By Jonathon Van Maren
In February, in time for the centenary of Sophie Scholl’s birth, Plough Publishing released Freiheit! The White Rose Graphic Novel. It is a masterpiece of understated storytelling, with ominous gray, black, and white watercolors, minimal dialogue, and a narrative that lets the short, magnificent lives of the White Rose resistors speak for themselves. Their writings were more than true—they were often literary, indicating a wisdom far beyond their age. “I know that life is a doorway to eternity, and yet my heart so often gets lost in petty anxieties,” Sophie once wrote. “It forgets the great way home that lies before it.”
The story of the White Rose resistance is by now well-known. Sophie, her brother Hans, their friend Christoph Probst, and several others decided that it was their duty to resist Hitler, no matter what the cost. With strategically placed anti-Nazi graffiti and powerful, privately published pamphlets, they created the illusion of a mass movement that sent the authorities into a frenzy trying to track them down. Hans and Sophie were caught on February 18, 1943, when they emptied a suitcase of leaflets into the courtyard at the University of Munich. Probst was arrested shortly thereafter.
Over the past several weeks, many articles and essays have been published in mainstream publications for the centenary celebrating the lives of these young people, for whom “courage” seems too frail a word. In many of them, the Scholls and their friends have been recast as liberal heroes for a postmodern age: Defenders of democracy; champions of freedom. It is true—they were those things. But they were far more. Fundamentally, the members of the White Rose were acting on Christian conviction and defending Christian principles. Their writings, their lives, and ultimately, their deaths reveal this with stark clarity.
Only four days after their arrests, the Scholls and Christoph Probst were on trial. The Nazis were eager to extinguish these flickers of resistance; interest in the case ran all the way up to Joseph Goebbels. In the courtroom, the red-robed Roland Freisler ranted and raged like a demonic cardinal—and Sophie, only 21 years old, told him calmly: “Somebody, after all, had to make a start. What we wrote and said is also believed by many others. They just don’t dare to express themselves.” They were sentenced to death and consigned to Stadelheim Prison.
Faith tempered fear. “I shall cling to the rope God has thrown me in Jesus Christ, even if my numb hands can longer feel it,” Sophie wrote. The night before their execution, she slept calmly. The following day, they were given a few moments to say farewell to their parents. Grasping their hands through the prison bars, Hans sought to reassure them: “I have no hatred. I have put everything, everything behind me.” Magdalene Scholl sought to comfort her daughter: “Remember, Sophie: Jesus.” Sophie replied: “Yes, but you must remember Jesus, too.” Their father Robert told them he was proud of them.
As the friends prepared to die, the prison warden overheard Probst say to the Scholls: “I didn’t know that dying could be so easy. In a few minutes we meet again in eternity.” Their interrogators and guards were unnerved by the calm faith of the doomed. “They bore themselves with marvelous bravery,” one remembered later.

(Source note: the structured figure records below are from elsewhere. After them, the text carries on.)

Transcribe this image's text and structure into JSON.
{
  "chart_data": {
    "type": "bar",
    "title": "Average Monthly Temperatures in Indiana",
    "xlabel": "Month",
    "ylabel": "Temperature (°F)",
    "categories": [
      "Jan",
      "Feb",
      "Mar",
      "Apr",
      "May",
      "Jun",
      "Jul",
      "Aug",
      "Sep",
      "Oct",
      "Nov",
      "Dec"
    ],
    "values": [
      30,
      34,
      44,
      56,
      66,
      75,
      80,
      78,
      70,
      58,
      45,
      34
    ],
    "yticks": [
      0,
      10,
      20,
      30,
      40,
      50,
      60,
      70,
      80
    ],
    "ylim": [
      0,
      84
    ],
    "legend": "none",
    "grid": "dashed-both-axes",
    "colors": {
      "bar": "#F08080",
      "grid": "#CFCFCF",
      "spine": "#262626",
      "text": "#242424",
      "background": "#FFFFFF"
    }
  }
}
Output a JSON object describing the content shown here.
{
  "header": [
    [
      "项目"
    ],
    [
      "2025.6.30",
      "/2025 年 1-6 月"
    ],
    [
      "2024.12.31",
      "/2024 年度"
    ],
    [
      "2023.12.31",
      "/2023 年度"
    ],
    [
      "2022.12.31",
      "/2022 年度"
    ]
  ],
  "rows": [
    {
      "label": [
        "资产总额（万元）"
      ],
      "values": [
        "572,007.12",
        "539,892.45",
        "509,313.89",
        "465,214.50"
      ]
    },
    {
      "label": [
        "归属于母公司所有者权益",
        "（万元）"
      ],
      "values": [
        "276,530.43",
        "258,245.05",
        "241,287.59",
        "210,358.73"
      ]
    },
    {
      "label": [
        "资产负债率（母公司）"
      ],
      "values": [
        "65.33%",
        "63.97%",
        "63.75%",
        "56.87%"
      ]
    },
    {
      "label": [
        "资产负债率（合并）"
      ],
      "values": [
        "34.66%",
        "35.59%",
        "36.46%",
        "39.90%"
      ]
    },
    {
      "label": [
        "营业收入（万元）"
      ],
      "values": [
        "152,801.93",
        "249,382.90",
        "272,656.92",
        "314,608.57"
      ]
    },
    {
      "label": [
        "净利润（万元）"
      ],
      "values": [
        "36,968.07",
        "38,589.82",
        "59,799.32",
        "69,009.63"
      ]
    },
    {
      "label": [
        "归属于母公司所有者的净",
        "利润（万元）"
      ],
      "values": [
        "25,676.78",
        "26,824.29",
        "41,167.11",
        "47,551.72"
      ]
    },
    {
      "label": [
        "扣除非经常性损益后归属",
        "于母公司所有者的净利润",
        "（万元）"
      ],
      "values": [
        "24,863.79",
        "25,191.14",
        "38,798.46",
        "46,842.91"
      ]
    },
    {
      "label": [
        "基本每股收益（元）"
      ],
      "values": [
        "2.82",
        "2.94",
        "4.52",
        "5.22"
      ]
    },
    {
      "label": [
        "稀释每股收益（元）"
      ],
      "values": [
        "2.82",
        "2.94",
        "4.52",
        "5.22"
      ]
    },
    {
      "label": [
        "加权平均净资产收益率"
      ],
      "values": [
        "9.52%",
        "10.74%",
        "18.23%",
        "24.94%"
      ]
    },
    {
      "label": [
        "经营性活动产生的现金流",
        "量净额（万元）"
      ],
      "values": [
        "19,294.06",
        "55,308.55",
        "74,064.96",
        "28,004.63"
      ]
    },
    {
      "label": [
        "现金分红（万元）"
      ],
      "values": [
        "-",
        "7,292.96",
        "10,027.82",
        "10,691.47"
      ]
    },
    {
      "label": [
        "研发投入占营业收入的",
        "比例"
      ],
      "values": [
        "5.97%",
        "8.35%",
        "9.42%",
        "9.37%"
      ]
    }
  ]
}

On February 22, 1943, Sophie Scholl crossed the prison courtyard to the guillotine. Her powerful, parting words revealed her peace. “Such a fine, sunny day, and I have to go. But how many must die on the battlefields, how many promising young men…What does my death matter, if through us, thousands of people are awakened and stirred to action?” One source says that her last words before she was beheaded were: “God, you are my refuge into eternity.” Her brother Hans followed, and bellowed his resistance with his final breath before the blade fell: “Long live freedom!”
To recast the White Rose as secular activists rather than Christian resistors is to cut the soul out of their movement. Sophie’s favorite Bible verse was the foundation of her convictions—James 1:22: “Be doers of the word and not hearers only.” Her writings are worth reading and rereading, and many of them are powerful reminders for today.
“Isn’t it a riddle…and awe-inspiring, that everything is so beautiful, despite the horror?” she once wrote. “Lately I’ve noticed something grand and mysterious peering through my sheer joy in all that is beautiful, a sense of the Creator…only man can be truly ugly, because he has the free will to estrange himself from this song of praise. It often seems that he’ll manage to drown out this hymn with his cannon thunder, curses, and blasphemy. But during this past spring it has dawned upon me that he won’t be able to do this. And so I want to try and throw myself on the side of the victor.”
She wasn’t talking about democracy.
Thank you for this reminder of the faith of the White Rose martyrs. They wouldn’t, of course, consider themselves martyrs. They were humble but courageous followers of Jesus Christ. Any recounting of their movement that leaves out their devotion to Christ is necessarily a stilted and dishonest one.